The term platform[1] is both a façade and a misnomer.
It’s a self-fulfilling prophecy.
If we believe that emerging ways of mediating the exchange of labour are disruptive, we make way for the evasion of minimum standards.
If we believe that hard-won labour protections are outdated in a world of apps, we make way for the degradation of working conditions.
If we believe that collective organisation does not have a place in the future of work, we make way for the eradication of worker power.
If we believe that capital holds a monopoly on designing and controlling digital infrastructures, we make way for the privatisation of urban life.
This is not what a platform should be.
This is not what a platform should do.
This is not what a platform has been.
This is not what a platform will be.

Yet the term platform is also a promise. A promise to democratise exchange and empower; a promise to be a neutral mediator; a promise of frictionlessness.
A promise of fair pay.
A promise of fair conditions.
A promise of fair contracts.
A promise of fair management.
A promise of fair representation.
These promises are flawed.
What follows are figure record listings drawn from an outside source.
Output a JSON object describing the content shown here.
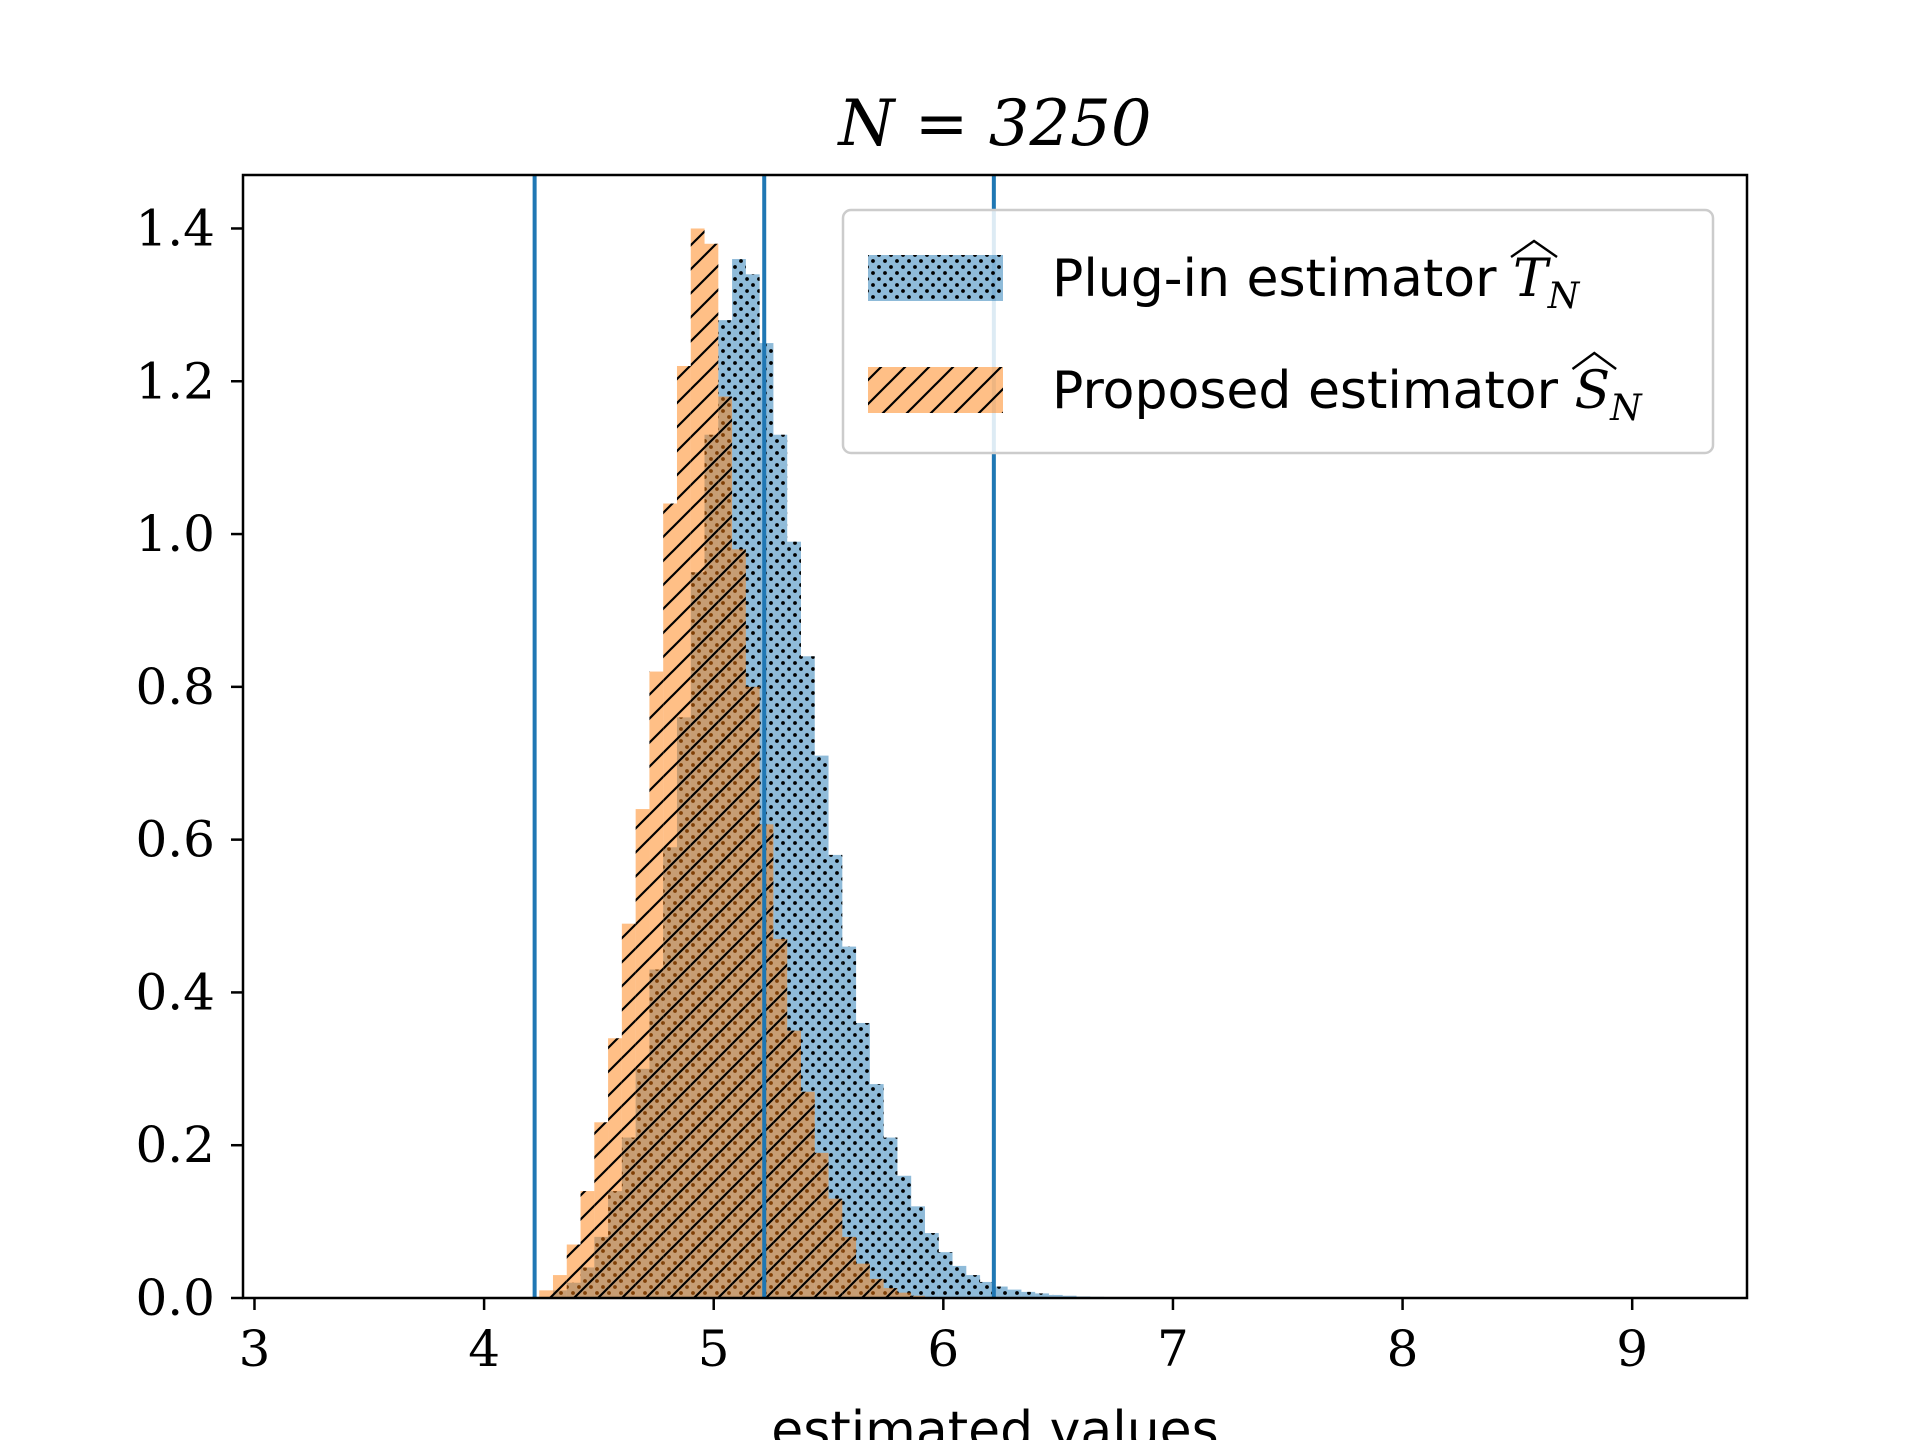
{
  "chart_data": {
    "type": "bar",
    "title": "N = 3250",
    "xlabel": "estimated values",
    "ylabel": "",
    "xlim": [
      2.95,
      9.5
    ],
    "ylim": [
      0,
      1.47
    ],
    "xticks": [
      3,
      4,
      5,
      6,
      7,
      8,
      9
    ],
    "xtick_labels": [
      "3",
      "4",
      "5",
      "6",
      "7",
      "8",
      "9"
    ],
    "yticks": [
      0.0,
      0.2,
      0.4,
      0.6,
      0.8,
      1.0,
      1.2,
      1.4
    ],
    "ytick_labels": [
      "0.0",
      "0.2",
      "0.4",
      "0.6",
      "0.8",
      "1.0",
      "1.2",
      "1.4"
    ],
    "grid": false,
    "legend_position": "top-right",
    "vlines": [
      4.22,
      5.22,
      6.22
    ],
    "vline_color": "#1f77b4",
    "series": [
      {
        "name": "Plug-in estimator \\widehat{T}_N",
        "legend_main": "Plug-in estimator ",
        "legend_letter": "T",
        "legend_sub": "N",
        "hatch": "dots",
        "color": "#1f77b4",
        "alpha": 0.5,
        "bin_width": 0.06,
        "bin_start": 4.3,
        "values": [
          0.01,
          0.02,
          0.04,
          0.08,
          0.14,
          0.21,
          0.3,
          0.43,
          0.59,
          0.76,
          0.95,
          1.13,
          1.28,
          1.36,
          1.34,
          1.25,
          1.13,
          0.99,
          0.84,
          0.71,
          0.58,
          0.46,
          0.36,
          0.28,
          0.21,
          0.16,
          0.12,
          0.085,
          0.06,
          0.042,
          0.03,
          0.021,
          0.015,
          0.011,
          0.008,
          0.006,
          0.004,
          0.003,
          0.002,
          0.0015,
          0.001,
          0.001,
          0.0008,
          0.0006,
          0.0005,
          0.0004,
          0.0003,
          0.0003,
          0.0002,
          0.0002,
          0.0001,
          0.0001,
          0.0001,
          0.0001,
          0.0001
        ]
      },
      {
        "name": "Proposed estimator \\widehat{S}_N",
        "legend_main": "Proposed estimator ",
        "legend_letter": "S",
        "legend_sub": "N",
        "hatch": "diagonal",
        "color": "#ff7f0e",
        "alpha": 0.5,
        "bin_width": 0.06,
        "bin_start": 4.24,
        "values": [
          0.01,
          0.03,
          0.07,
          0.14,
          0.23,
          0.34,
          0.49,
          0.64,
          0.82,
          1.04,
          1.22,
          1.4,
          1.38,
          1.18,
          0.98,
          0.8,
          0.62,
          0.47,
          0.35,
          0.27,
          0.19,
          0.13,
          0.08,
          0.045,
          0.025,
          0.013,
          0.007,
          0.003,
          0.001
        ]
      }
    ]
  }
}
Companies exploit the various connotations of the term platform as part of a rhetorical trick. A physical platform as a solid space that holds together matter and material. A discursive platform as a space for debate. A digital platform that manages workers, however, is a totality of false promises.

At its essence, our intervention is a way of imagining a different, and fairer, economy than the one we have today. The platform does not own the future.
We own the future – as workers, unions, platforms, regulators and activists. The first step to change the trajectories of platform urbanism is to change the discourses around it. Only then can we begin to bring an alternative into being.